Monday, 4 February 2013

Somali government of rhetoric and fatigued citizens

 
By Warsan Cismaan Saalax 
Feb. 04, 2013


This week Somalia’s top man is in his 17th trip out of the country he promised will bring prosperity to.  As usual the speech fatigued Somalis turned up to listen, yet again, to what he had to say as they did for his predecessors, just to hear a new man with an old message, making even more promises of achieving durable peace in Somalia through vague and open ended statements.

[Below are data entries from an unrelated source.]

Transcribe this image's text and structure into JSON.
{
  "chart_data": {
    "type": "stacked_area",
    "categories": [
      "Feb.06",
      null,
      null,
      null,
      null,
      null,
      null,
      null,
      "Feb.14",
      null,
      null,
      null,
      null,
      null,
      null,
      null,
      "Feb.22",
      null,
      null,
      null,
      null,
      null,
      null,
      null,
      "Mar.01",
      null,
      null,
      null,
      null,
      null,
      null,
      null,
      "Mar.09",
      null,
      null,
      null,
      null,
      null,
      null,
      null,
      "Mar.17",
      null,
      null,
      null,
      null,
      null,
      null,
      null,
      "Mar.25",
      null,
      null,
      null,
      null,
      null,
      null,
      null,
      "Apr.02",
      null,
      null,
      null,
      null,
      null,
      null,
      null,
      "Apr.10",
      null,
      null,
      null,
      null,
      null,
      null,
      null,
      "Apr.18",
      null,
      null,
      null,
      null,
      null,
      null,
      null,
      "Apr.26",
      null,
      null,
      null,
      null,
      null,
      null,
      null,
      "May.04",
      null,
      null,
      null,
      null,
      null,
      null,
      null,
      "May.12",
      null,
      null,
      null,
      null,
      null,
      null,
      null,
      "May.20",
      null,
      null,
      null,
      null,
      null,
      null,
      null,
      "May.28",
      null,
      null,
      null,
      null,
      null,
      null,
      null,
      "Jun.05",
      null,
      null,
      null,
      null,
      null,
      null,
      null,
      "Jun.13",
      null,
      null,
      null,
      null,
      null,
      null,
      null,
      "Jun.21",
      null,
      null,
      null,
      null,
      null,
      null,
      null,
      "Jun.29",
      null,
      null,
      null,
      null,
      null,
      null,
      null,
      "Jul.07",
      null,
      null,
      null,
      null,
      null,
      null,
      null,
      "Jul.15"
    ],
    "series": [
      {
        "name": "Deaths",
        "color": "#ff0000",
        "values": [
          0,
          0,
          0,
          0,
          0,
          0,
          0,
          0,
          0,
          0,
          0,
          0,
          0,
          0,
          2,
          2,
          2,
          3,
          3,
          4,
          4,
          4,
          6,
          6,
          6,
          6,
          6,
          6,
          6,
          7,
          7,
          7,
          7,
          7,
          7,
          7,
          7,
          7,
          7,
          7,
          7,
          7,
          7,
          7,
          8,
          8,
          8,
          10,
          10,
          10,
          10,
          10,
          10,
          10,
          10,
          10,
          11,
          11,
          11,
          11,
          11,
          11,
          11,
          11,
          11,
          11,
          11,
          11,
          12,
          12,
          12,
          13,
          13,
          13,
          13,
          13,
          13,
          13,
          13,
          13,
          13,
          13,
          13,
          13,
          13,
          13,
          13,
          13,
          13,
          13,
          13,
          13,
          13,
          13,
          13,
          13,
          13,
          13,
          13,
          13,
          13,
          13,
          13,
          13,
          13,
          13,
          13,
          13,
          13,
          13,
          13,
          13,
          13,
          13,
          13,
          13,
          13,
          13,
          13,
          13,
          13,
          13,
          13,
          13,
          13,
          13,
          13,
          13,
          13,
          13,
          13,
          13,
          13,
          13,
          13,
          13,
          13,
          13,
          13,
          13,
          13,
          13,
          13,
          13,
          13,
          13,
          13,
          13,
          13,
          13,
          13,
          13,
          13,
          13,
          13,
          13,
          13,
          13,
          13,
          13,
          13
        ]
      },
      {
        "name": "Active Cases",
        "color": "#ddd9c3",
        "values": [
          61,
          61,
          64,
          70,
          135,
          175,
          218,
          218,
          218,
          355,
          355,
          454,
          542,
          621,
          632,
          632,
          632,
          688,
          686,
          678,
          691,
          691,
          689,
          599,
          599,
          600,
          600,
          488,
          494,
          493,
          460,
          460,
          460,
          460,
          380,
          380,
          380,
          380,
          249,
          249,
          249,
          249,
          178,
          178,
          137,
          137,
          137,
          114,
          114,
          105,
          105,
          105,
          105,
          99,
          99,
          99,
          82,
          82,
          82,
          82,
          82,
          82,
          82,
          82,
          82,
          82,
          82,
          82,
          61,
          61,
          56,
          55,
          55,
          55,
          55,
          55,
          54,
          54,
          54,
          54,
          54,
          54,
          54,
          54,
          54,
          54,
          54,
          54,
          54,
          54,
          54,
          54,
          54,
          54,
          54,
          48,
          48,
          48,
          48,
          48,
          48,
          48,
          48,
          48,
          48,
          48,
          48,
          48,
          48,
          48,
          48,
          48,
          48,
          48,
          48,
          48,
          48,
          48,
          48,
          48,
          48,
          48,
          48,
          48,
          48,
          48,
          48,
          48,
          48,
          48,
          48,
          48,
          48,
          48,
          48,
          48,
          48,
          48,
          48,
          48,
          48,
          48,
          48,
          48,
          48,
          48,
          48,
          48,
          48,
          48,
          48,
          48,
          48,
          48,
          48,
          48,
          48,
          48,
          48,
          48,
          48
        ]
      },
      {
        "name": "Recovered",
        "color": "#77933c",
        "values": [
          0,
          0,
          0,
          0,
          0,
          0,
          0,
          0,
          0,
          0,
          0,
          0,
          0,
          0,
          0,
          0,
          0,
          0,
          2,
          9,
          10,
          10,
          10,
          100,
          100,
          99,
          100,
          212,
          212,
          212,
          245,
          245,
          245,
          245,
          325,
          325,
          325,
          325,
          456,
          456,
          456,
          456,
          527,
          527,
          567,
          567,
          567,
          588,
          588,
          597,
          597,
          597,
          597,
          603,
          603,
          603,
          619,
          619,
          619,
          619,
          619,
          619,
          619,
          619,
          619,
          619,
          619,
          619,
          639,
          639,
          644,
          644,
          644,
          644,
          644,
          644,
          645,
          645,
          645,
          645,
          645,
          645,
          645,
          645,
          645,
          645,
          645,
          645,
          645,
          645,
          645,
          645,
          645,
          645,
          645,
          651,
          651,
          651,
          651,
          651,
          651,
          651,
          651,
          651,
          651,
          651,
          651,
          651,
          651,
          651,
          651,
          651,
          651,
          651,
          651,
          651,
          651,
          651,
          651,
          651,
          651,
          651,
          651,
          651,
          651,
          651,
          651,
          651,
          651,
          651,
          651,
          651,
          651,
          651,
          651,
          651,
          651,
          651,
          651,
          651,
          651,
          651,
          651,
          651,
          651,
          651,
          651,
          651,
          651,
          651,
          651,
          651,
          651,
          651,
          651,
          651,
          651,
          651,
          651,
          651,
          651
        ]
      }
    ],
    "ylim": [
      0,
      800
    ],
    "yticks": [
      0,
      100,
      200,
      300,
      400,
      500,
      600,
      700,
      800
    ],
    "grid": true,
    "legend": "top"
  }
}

In the US in a state of estimated 70,000 Somalis, most of whom are refugees from the darood clan, some appeared.  But, just like other politicians, devoted fellow clansmen and women gathered from around the US, Canada, and as far a place as EU to populate the conference hall.  It was no different in the UK.  They have turned up as they do, more or less, for presidents of other Somali states such as those of Galmudug, Puntland, Somaliland, and Ximan and Xeeb. 
However, Mr Mahmoud’s travels have a dangerous tone to them.  The Somalis are being polarised because of the repeated failures of the current administration to translate rhetoric to actions.  As he stood repeatedly telling the audience about justice and the rule of law, Somali woman who reported rape by Mogadisho soldiers has been charged with a crime against the state by a kangaroo court and dodgy witnesses.  Nuradin Farah has given us a glimpse of the witnesses for rent in Mogadisho (Of Tamarind & Cosmopolitanism).  The fact that the journalist and the co accused has also produced his own witness, shows the scale of the problem we face in terms of implementing justice in Somalia.  Of course the witnesses of the one with the gun have more value in these circumstances.   Mr Mahmoud also mocked dictators and how they silence people and deny them their freedoms, yet Banadir administration issued a decree to arrest young women returnees in Mogadisho’s Lido beach, because according to him, they were not dressed in a particular way or and have been talking to other young men, reminding many of al shabaabs era.